Keeping in mind that the brain is housed in a rigid, non-expansible container, it is only capable of a limited increase in its volume before it begins to bump up against the inside of the skull. In situations of increased brain volume (e.g., due to cerebral edema or an expanding tumor mass), intracranial pressure will be raised. Normal intracranial pressure is 100 to 200 mm H2O. Since intracranial pressure is reflected in the CSF, it may be measured by a manometer during the performance of a lumbar puncture.
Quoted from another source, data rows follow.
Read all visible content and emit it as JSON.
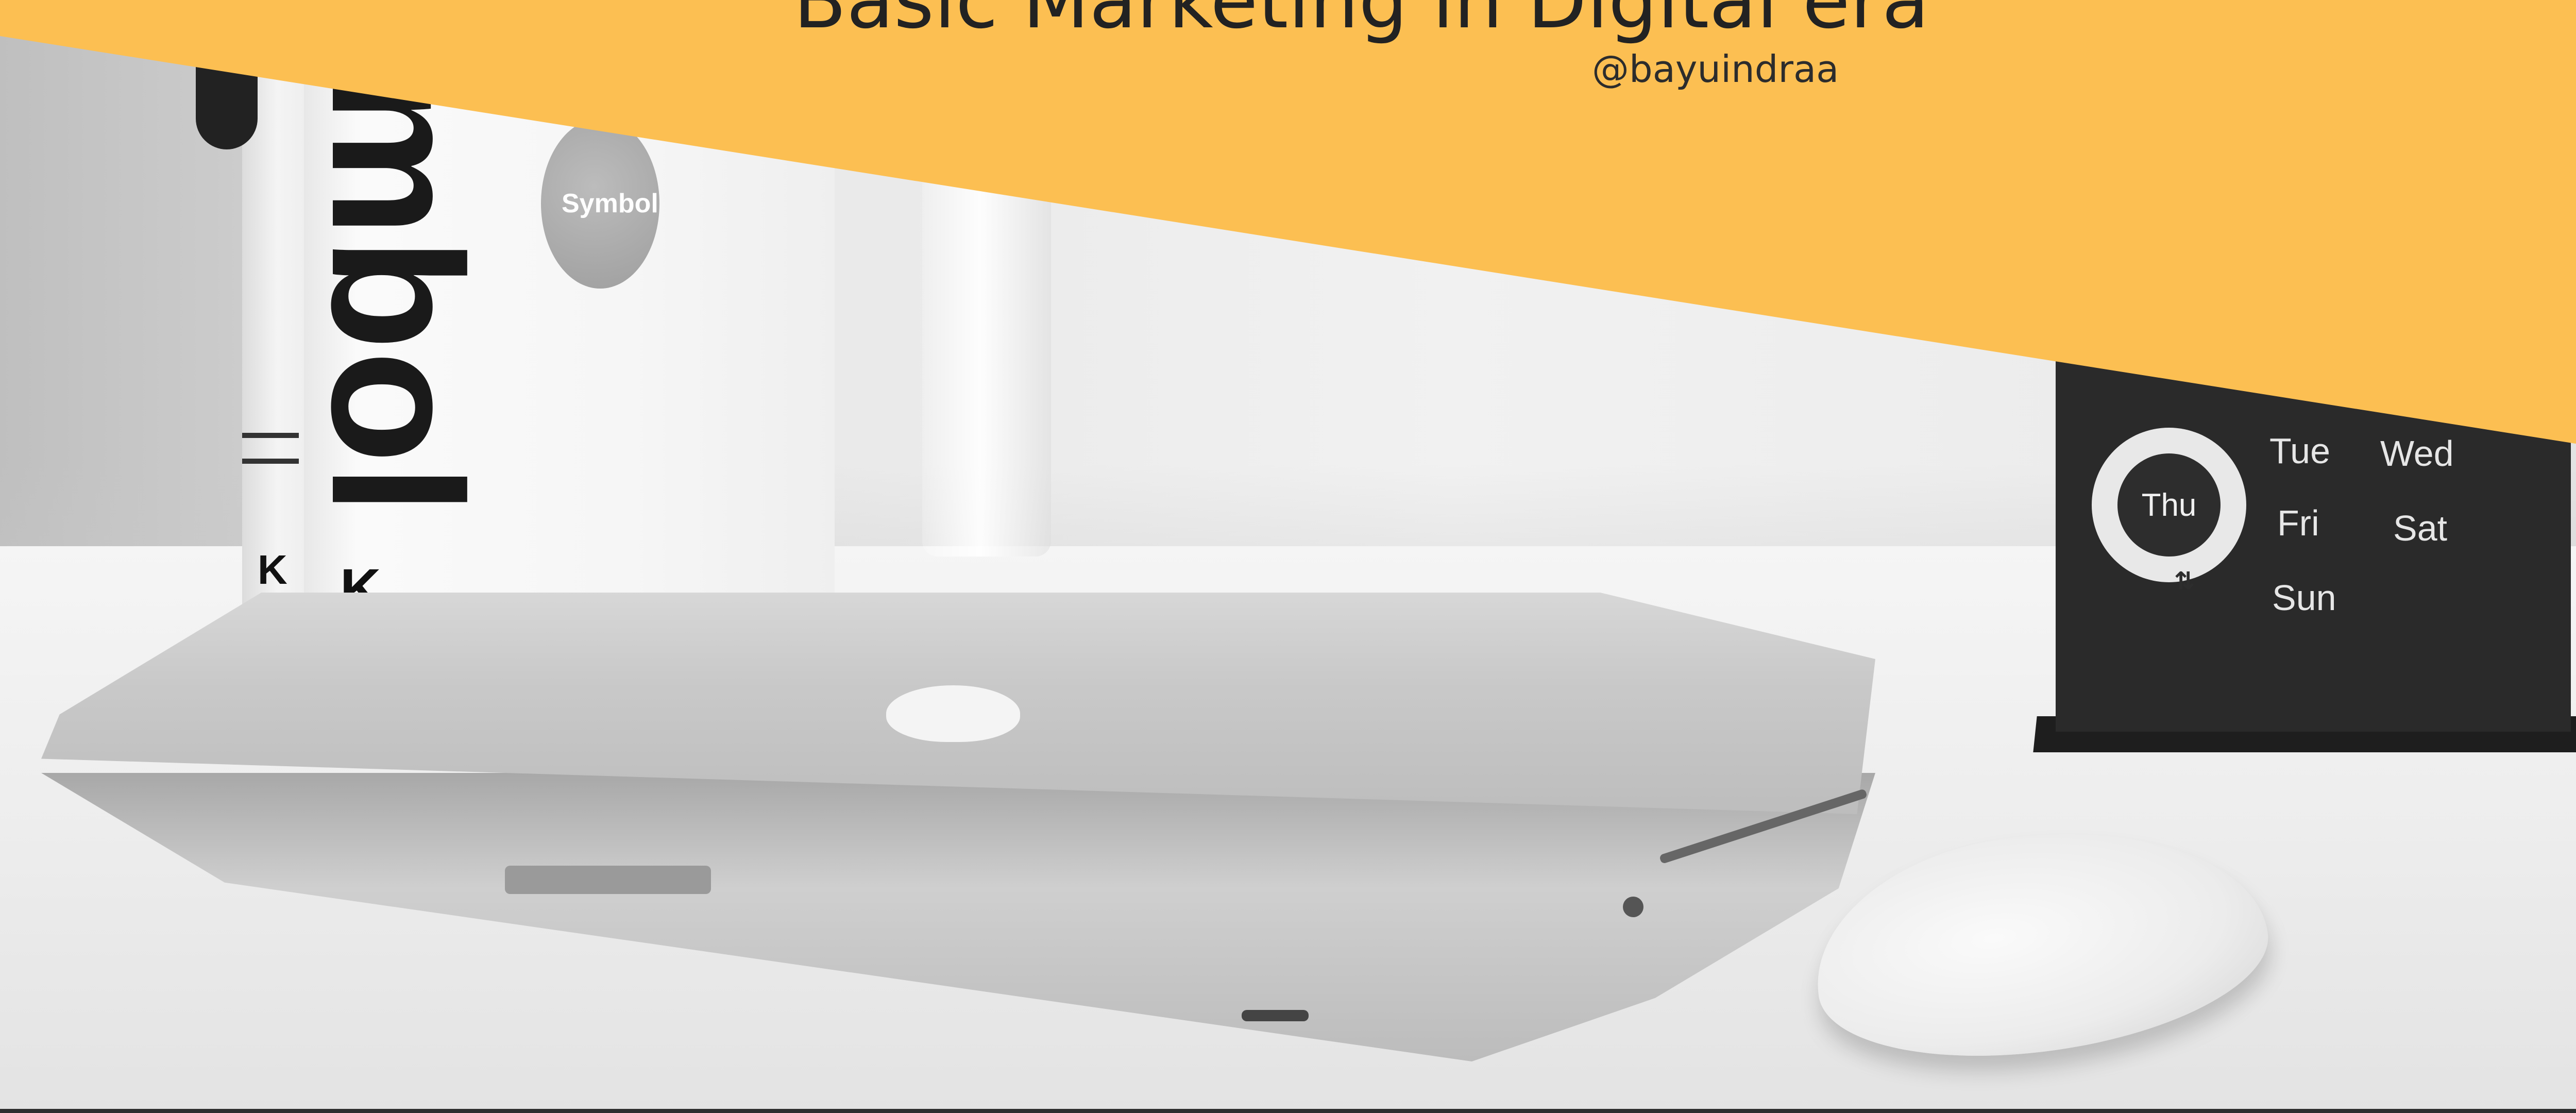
{
  "slide": {
    "title": "Basic Marketing in Digital era",
    "author": "@bayuindraa",
    "banner_color": "#FCBF52"
  },
  "photo": {
    "book_spine": "mbol",
    "book_publisher_mark": "K",
    "sticker_text": "Symbol",
    "clock": {
      "center_day": "Thu",
      "days": [
        "Tue",
        "Wed",
        "Fri",
        "Sat",
        "Sun"
      ]
    }
  }
}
When intracranial pressure exceeds a critical threshold, the brain will seek a release through a pathway of least resistance. This release is known as brain herniation, and may be classified using the following terminology:

VIII. RESPIRATOR BRAIN

Due to the wonders of modern medicine, it is now possible to maintain cardiac and pulmonary function in patients who have suffered severe, but sublethal, brain injuries. In such situations, the brain may swell due to severe cerebral edema such that the intracranial pressure eventually exceeds mean arterial pressure. When this happens, the brain suffers a severe anoxic/ischemic insult that affects all cellular elements. In a sense, the brain begins to undergo autolysis in vivo while the patient is maintained on a respirator and other life support systems. The term given to this pathologic condition is respirator brain. The brain grossly appears slate gray in color, and microscopically there is no cellular response to the injury since all cellular elements are dead.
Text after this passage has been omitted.